Back then, Deputy Interior Minister Geronimo Gutierrez, who  has since left his post, said the government had 18 months to  show voters it was beating drug gangs or see President Felipe  Calderon’s army-led offensive abandoned after the next  presidential election in 2012.      The lawlessness in Tamaulipas is spreading to the  neighboring border state of Nuevo Leon, home to Mexico’s  richest city Monterrey, as the Gulf cartel’s war with the Zetas  gang spreads across the region.

Coahuila, another frontier state, is seeing a surge in  violence in one of its main cities Torreon. The calm in Baja  California, where the government boasts a fall in violence, may  not hold. The state has already seen 80 drug murders this year,  a 70 percent jump compared to the same period in 2010.

Mexico’s six border states generate one-quarter of gross  domestic product but close U.S. links are a double-edged sword  as drug traffickers fight to control the strategic region.

Extortions, one of the scourges that prompted Calderon to  go after the cartels, have become so bad in Chihuahua’s biggest  city Ciudad Juarez that many small businesses have stopped  paying their social security, and hitmen have warned government  tax collectors against trying to chase up those in arrears.

“Restaurants, bars, delicatessens, shoe shops, everyone is  paying extortion money,” said a business man with an car  dealership who has been extorted by drug gangs and declined to  be named. “And if you can’t pay both extortion fees and your  taxes, you tell the gangs and they sort it out for you.”

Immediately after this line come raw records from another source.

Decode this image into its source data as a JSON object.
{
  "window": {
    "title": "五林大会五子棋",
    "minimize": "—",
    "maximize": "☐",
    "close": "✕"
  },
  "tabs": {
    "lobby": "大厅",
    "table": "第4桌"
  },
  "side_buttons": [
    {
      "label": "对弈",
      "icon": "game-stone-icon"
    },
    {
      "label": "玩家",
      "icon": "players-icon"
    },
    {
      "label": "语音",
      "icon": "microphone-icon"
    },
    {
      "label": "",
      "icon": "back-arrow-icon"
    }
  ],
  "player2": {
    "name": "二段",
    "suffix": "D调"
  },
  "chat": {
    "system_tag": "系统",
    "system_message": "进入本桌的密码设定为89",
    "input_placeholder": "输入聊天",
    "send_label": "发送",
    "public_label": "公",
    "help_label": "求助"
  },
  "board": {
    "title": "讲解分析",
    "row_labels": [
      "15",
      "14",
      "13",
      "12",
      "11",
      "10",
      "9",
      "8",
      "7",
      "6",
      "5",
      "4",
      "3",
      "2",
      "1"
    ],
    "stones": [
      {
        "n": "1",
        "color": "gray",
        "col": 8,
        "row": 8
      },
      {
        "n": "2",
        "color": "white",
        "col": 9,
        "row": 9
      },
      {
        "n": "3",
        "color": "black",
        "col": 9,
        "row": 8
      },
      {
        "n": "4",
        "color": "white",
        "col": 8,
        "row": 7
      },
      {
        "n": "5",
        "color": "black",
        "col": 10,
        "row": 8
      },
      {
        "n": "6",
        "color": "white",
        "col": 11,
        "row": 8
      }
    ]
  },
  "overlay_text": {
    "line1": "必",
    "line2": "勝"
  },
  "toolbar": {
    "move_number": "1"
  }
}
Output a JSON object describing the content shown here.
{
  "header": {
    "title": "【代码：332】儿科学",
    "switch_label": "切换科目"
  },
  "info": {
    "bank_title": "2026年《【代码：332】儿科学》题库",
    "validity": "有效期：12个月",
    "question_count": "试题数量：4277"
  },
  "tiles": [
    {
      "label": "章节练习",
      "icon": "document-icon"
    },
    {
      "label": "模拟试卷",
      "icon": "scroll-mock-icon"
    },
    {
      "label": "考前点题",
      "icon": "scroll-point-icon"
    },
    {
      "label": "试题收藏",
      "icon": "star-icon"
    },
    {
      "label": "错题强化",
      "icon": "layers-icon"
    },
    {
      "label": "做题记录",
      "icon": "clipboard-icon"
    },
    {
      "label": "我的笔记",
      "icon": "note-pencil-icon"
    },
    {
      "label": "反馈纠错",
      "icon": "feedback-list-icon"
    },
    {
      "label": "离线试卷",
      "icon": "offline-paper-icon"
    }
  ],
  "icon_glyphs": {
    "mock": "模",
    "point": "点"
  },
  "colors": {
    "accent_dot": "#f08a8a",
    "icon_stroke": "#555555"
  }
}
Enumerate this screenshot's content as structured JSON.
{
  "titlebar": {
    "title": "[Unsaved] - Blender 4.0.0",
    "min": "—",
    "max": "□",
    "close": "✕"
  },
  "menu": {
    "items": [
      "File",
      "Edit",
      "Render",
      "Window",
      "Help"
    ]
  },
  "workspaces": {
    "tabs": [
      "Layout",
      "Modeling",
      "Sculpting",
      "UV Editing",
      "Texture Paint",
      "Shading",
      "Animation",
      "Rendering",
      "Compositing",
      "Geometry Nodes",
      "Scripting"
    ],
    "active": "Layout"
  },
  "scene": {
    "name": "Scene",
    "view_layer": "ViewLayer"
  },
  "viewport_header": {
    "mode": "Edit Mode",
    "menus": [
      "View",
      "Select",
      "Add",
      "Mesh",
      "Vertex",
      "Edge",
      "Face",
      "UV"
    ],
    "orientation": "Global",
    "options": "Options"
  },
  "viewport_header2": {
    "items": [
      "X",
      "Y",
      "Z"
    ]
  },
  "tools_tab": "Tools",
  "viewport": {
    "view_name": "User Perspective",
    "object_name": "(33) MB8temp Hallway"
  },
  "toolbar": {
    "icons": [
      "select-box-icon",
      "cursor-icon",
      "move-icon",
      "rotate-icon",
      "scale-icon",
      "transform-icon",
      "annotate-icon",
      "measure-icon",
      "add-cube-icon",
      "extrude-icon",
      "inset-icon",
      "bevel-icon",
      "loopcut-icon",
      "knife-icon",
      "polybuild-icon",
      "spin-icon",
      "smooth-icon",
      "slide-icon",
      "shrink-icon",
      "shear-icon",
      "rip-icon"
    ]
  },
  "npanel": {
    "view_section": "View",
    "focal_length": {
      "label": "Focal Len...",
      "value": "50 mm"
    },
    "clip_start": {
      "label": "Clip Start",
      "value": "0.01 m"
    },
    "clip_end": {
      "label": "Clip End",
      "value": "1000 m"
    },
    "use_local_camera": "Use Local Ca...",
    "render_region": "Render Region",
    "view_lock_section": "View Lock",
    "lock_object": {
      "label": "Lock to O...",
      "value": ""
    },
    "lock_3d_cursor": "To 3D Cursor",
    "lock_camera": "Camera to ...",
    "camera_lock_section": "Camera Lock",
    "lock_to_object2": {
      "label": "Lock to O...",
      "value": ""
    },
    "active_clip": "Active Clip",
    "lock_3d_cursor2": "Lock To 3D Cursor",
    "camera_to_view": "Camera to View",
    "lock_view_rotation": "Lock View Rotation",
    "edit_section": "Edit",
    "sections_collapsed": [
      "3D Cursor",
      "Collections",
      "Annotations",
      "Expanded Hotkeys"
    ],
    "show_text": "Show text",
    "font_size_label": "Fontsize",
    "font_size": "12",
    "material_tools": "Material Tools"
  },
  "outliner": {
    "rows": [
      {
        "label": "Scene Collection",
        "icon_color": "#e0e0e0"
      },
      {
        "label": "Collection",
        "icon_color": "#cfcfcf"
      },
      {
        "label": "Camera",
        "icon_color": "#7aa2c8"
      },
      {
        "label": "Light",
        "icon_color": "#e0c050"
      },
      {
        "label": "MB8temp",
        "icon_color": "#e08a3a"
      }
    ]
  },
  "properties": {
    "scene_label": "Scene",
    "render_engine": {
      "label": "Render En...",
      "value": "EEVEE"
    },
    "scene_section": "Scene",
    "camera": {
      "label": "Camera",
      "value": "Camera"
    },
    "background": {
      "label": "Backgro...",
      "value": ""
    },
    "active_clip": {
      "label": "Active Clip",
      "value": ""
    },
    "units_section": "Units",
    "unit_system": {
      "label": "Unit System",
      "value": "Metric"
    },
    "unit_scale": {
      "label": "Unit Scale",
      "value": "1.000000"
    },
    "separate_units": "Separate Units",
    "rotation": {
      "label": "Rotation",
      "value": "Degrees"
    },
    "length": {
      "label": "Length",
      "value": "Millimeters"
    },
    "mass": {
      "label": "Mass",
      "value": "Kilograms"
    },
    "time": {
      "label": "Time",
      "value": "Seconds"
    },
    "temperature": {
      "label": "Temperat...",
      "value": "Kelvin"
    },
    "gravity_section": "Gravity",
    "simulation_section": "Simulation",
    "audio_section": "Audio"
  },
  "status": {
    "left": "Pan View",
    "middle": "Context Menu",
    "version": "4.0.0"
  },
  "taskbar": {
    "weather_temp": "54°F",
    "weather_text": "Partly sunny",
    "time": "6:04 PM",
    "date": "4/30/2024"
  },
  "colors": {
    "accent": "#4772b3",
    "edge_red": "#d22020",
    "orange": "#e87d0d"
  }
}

Mexico and the White House play down the threats posed by  the cartels but U.S. Secretary of State Hillary Clinton said  last year that Mexico faces a drug cartels insurgency and U.S.  Undersecretary of the Army Joseph Westphal was recently forced  to retract similar remarks. The drug gangs have not launched major terror attacks like  Colombian traffickers, who set off powerful car bombs in busy  streets and killed 107 people in bombing a commercial airliner  in 1989. But hitmen have killed at least 14 mayors across  Mexico over the past year, have detonated explosives in  vehicles, and on Sunday night murdered a Nuevo Leon police  chief in Monterrey.

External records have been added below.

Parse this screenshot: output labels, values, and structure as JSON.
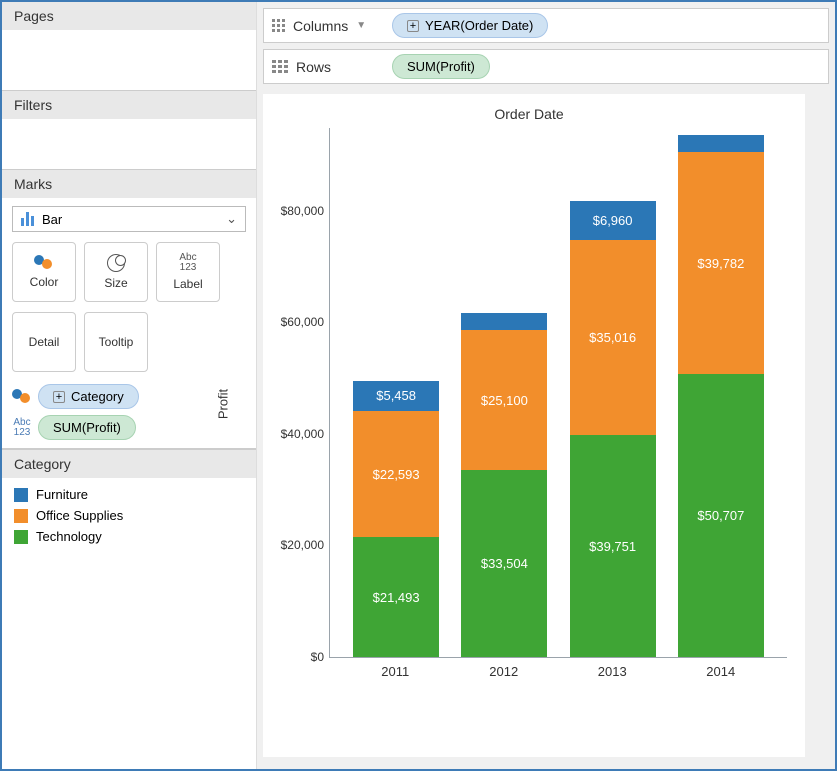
{
  "sidebar": {
    "pages_label": "Pages",
    "filters_label": "Filters",
    "marks_label": "Marks",
    "mark_type": "Bar",
    "mark_cards": {
      "color": "Color",
      "size": "Size",
      "label": "Label",
      "detail": "Detail",
      "tooltip": "Tooltip"
    },
    "mark_pills": {
      "color_field": "Category",
      "label_field": "SUM(Profit)"
    }
  },
  "legend": {
    "title": "Category",
    "items": [
      {
        "name": "Furniture",
        "color": "#2b77b6"
      },
      {
        "name": "Office Supplies",
        "color": "#f28e2b"
      },
      {
        "name": "Technology",
        "color": "#3fa535"
      }
    ]
  },
  "shelves": {
    "columns_label": "Columns",
    "columns_pill": "YEAR(Order Date)",
    "rows_label": "Rows",
    "rows_pill": "SUM(Profit)"
  },
  "chart_data": {
    "type": "bar",
    "title": "Order Date",
    "ylabel": "Profit",
    "xlabel": "",
    "categories": [
      "2011",
      "2012",
      "2013",
      "2014"
    ],
    "series": [
      {
        "name": "Technology",
        "color": "#3fa535",
        "values": [
          21493,
          33504,
          39751,
          50707
        ]
      },
      {
        "name": "Office Supplies",
        "color": "#f28e2b",
        "values": [
          22593,
          25100,
          35016,
          39782
        ]
      },
      {
        "name": "Furniture",
        "color": "#2b77b6",
        "values": [
          5458,
          3100,
          6960,
          3000
        ]
      }
    ],
    "value_labels": [
      [
        "$21,493",
        "$22,593",
        "$5,458"
      ],
      [
        "$33,504",
        "$25,100",
        ""
      ],
      [
        "$39,751",
        "$35,016",
        "$6,960"
      ],
      [
        "$50,707",
        "$39,782",
        ""
      ]
    ],
    "yticks": [
      0,
      20000,
      40000,
      60000,
      80000
    ],
    "ytick_labels": [
      "$0",
      "$20,000",
      "$40,000",
      "$60,000",
      "$80,000"
    ],
    "ylim": [
      0,
      95000
    ]
  },
  "label_icon_text": "Abc\n123"
}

More than 34,000 people have died in drug violence since  Calderon launched his crackdown in December 2006.

Taking no chances, Tamaulipas’ new Governor Egidio Torre, a  last-minute substitute for his brother who was killed by hitmen  while campaigning last June, is heavily guarded at all times by  soldiers. A third of the state’s 1,200 police work full-time as  bodyguards for officials and their families, said Tamaulipas’  police chief, himself an army general.

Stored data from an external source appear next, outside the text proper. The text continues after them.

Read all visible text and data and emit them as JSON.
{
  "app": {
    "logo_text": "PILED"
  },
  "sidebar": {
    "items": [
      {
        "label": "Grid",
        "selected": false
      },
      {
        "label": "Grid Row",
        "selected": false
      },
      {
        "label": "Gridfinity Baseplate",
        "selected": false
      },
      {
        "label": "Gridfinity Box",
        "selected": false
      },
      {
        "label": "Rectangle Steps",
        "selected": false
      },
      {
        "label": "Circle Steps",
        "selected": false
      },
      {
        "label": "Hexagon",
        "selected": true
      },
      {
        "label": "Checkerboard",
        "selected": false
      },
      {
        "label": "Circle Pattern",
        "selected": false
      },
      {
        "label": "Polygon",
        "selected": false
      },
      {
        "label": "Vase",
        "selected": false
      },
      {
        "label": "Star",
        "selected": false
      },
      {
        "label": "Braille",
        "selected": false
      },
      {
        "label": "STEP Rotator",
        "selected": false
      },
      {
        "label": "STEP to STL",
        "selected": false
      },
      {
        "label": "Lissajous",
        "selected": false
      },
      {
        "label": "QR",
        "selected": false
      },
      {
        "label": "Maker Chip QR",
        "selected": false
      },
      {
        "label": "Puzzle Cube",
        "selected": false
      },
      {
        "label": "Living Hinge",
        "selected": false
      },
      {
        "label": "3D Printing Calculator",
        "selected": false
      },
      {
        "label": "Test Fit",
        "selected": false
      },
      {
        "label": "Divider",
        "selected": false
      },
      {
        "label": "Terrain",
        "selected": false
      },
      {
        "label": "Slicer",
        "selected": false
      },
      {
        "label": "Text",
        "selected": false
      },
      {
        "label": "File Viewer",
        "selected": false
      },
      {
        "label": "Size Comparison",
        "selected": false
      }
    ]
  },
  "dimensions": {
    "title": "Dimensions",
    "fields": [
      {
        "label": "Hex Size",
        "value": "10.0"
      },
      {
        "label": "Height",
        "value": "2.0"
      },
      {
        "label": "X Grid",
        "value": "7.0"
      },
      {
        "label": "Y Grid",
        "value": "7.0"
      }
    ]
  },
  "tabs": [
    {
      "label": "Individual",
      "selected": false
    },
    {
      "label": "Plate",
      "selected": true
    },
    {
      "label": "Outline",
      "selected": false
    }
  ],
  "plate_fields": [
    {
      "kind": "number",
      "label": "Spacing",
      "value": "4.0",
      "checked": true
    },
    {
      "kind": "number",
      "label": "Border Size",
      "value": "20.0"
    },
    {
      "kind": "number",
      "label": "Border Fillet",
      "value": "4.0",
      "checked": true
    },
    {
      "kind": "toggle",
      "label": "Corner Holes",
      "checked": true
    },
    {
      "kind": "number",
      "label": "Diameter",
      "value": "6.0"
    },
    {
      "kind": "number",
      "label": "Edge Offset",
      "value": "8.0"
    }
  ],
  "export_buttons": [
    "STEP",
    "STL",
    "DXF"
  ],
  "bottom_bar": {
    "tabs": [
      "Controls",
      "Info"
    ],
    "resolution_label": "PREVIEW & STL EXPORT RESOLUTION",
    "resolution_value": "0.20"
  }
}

The cartels, meanwhile, continue to defy troops.

Gunmen claiming to represent the Zetas have threatened oil  contractors working at isolated natural gas fields in the  Burgos basin in Tamaulipas and Nuevo Leon. Rivals working for the Gulf cartel in the nearby cities of  Reynosa and Rio Bravo are openly selling gasoline siphoned off  from pipelines or from hijacked trucks owned by state energy  monopoly Pemex, residents and police

On a recent day in Reynosa, a young man casually smoking a  cigarette and holding a wad of peso notes sold gasoline in  plastic jugs with a 35 percent discount compared to legal gas  stations.

Last year, a man in Rio Bravo who couldn’t pay a ransom fee  to free his kidnapped eight-year-old daughter was forced to  watch as cartel hitmen chopped her into pieces in front of him,  a family member told Reuters, breaking down as he spoke.“There’s no hope here, only fear,” said the man, a local  bus driver. “These gangs have complete power over us.”